His 2007 debut album Age Old Hunger was well received when it was released on Brooklyn label 00:02:59. He wowed at CMJ in New York in 2009 to the point that Partisan Records, (another Brooklyn-based label with an impressive roster featuring Heartless Basters, Sylvan Esso, and Deer Tick) was set to record his second full-length when he famously imploded in the studio due in large part to his struggles with alcoholism and addiction.

Not long after that, he lost his band. His father was dying. Then, things got pretty dark for a while.

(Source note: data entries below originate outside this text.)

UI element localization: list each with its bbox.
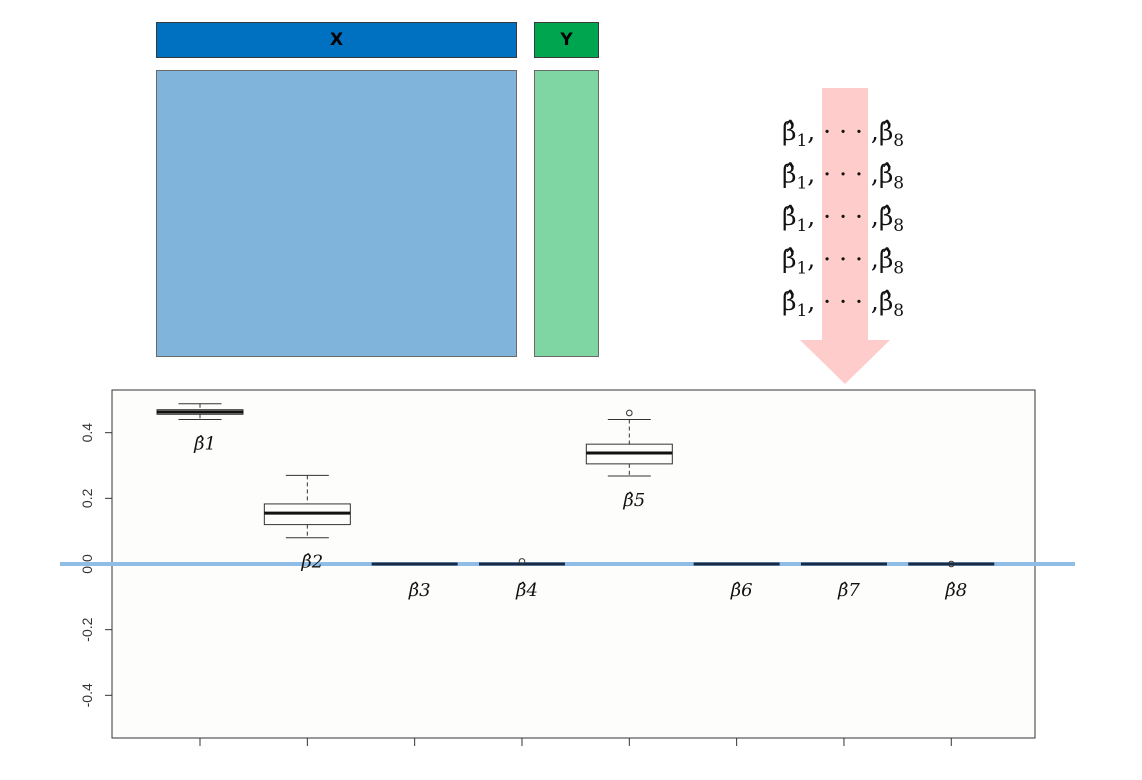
ellipsis: , · · · ,	[807, 287, 879, 316]
beta-symbol: β̂	[879, 117, 893, 146]
beta-symbol: β̂	[782, 245, 796, 274]
box-7: β̂7	[800, 562, 887, 746]
estimate-row: β̂1, · · · ,β̂8	[782, 245, 904, 279]
box-1: β̂1	[156, 403, 244, 746]
ellipsis: , · · · ,	[807, 160, 879, 189]
beta-symbol: β̂	[879, 245, 893, 274]
beta-symbol: β̂	[879, 160, 893, 189]
down-arrow	[800, 88, 890, 384]
box-6: β̂6	[693, 562, 780, 746]
beta-symbol: β̂	[782, 287, 796, 316]
subscript: 8	[893, 259, 904, 279]
estimate-row: β̂1, · · · ,β̂8	[782, 160, 904, 194]
beta-symbol: β̂	[879, 202, 893, 231]
beta-symbol: β̂	[782, 117, 796, 146]
subscript: 8	[893, 216, 904, 236]
box-label: β̂1	[193, 434, 216, 455]
x-header-label: X	[329, 30, 344, 50]
beta-symbol: β̂	[879, 287, 893, 316]
subscript: 8	[893, 301, 904, 321]
estimate-row: β̂1, · · · ,β̂8	[782, 287, 904, 321]
box-3: β̂3	[371, 562, 458, 746]
beta-symbol: β̂	[782, 202, 796, 231]
box-label: β̂7	[837, 580, 860, 601]
subscript: 8	[893, 174, 904, 194]
outlier-point	[518, 558, 526, 565]
outlier-point	[947, 560, 955, 568]
estimate-row: β̂1, · · · ,β̂8	[782, 117, 904, 151]
y-tick-label: 0.2	[79, 488, 95, 508]
x-matrix-header: X	[156, 22, 517, 58]
y-vector-header: Y	[534, 22, 599, 58]
outlier-point	[626, 409, 633, 417]
box-label: β̂5	[622, 490, 645, 511]
box-label: β̂4	[515, 580, 538, 601]
box-2: β̂2	[263, 474, 351, 746]
beta-symbol: β̂	[782, 160, 796, 189]
subscript: 1	[796, 259, 807, 279]
box-label: β̂8	[944, 580, 967, 601]
y-tick-label: -0.2	[79, 617, 95, 641]
box-8: β̂8	[908, 560, 995, 746]
y-header-label: Y	[560, 30, 573, 50]
y-tick-label: 0.4	[79, 423, 95, 443]
box-label: β̂2	[300, 552, 323, 573]
box-label: β̂6	[730, 580, 753, 601]
box-5: β̂5	[585, 409, 673, 746]
y-tick-label: -0.4	[79, 683, 95, 707]
subscript: 1	[796, 301, 807, 321]
subscript: 1	[796, 216, 807, 236]
ellipsis: , · · · ,	[807, 117, 879, 146]
subscript: 1	[796, 174, 807, 194]
ellipsis: , · · · ,	[807, 202, 879, 231]
box-4: β̂4	[478, 558, 565, 746]
subscript: 8	[893, 131, 904, 151]
ellipsis: , · · · ,	[807, 245, 879, 274]
subscript: 1	[796, 131, 807, 151]
box-label: β̂3	[408, 580, 431, 601]
y-vector-block	[534, 70, 599, 357]
estimate-row: β̂1, · · · ,β̂8	[782, 202, 904, 236]
x-matrix-block	[156, 70, 517, 357]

Denny told the Arkansas Times in 2014 that he got pretty wrapped up in heroin, was bouncing around from city to city, homeless, and on the way to becoming a rock-and-roll cliche.

He didn’t release any music for seven years.

Denny finally sobered up, though, when he and his then-girlfriend realized that wanted a better life for each other. There was also the matter of a $20,000 check on the way, a payment from Marlboro for using one of Denny’s songs, that he said he realized might have killed him.

“We would have died,” he told the Times. “We literally said to each other, ‘What are we going to do here? We can live or die. If we’re doing dope when this check gets cashed, we’re going to die.’

“So we decided to get cleaned up.”

In 2014, finally sober, he released one of the finest records ever recorded by an Arkansan. The album, titled If the Roses Don’t Kill Us was released on Partisan, and ended up on Garden & Gun’s list of the best albums from that year.

He’s now living in Austin, and is playing with a new band. The show at Smoke & Barrel is his first performance in Fayetteville since he played that same venue in 2009.

Admission is $5 at the door, and locals The Good Fear (featuring Flyer co-founders Todd Gill and Dustin Bartholomew) will open the show.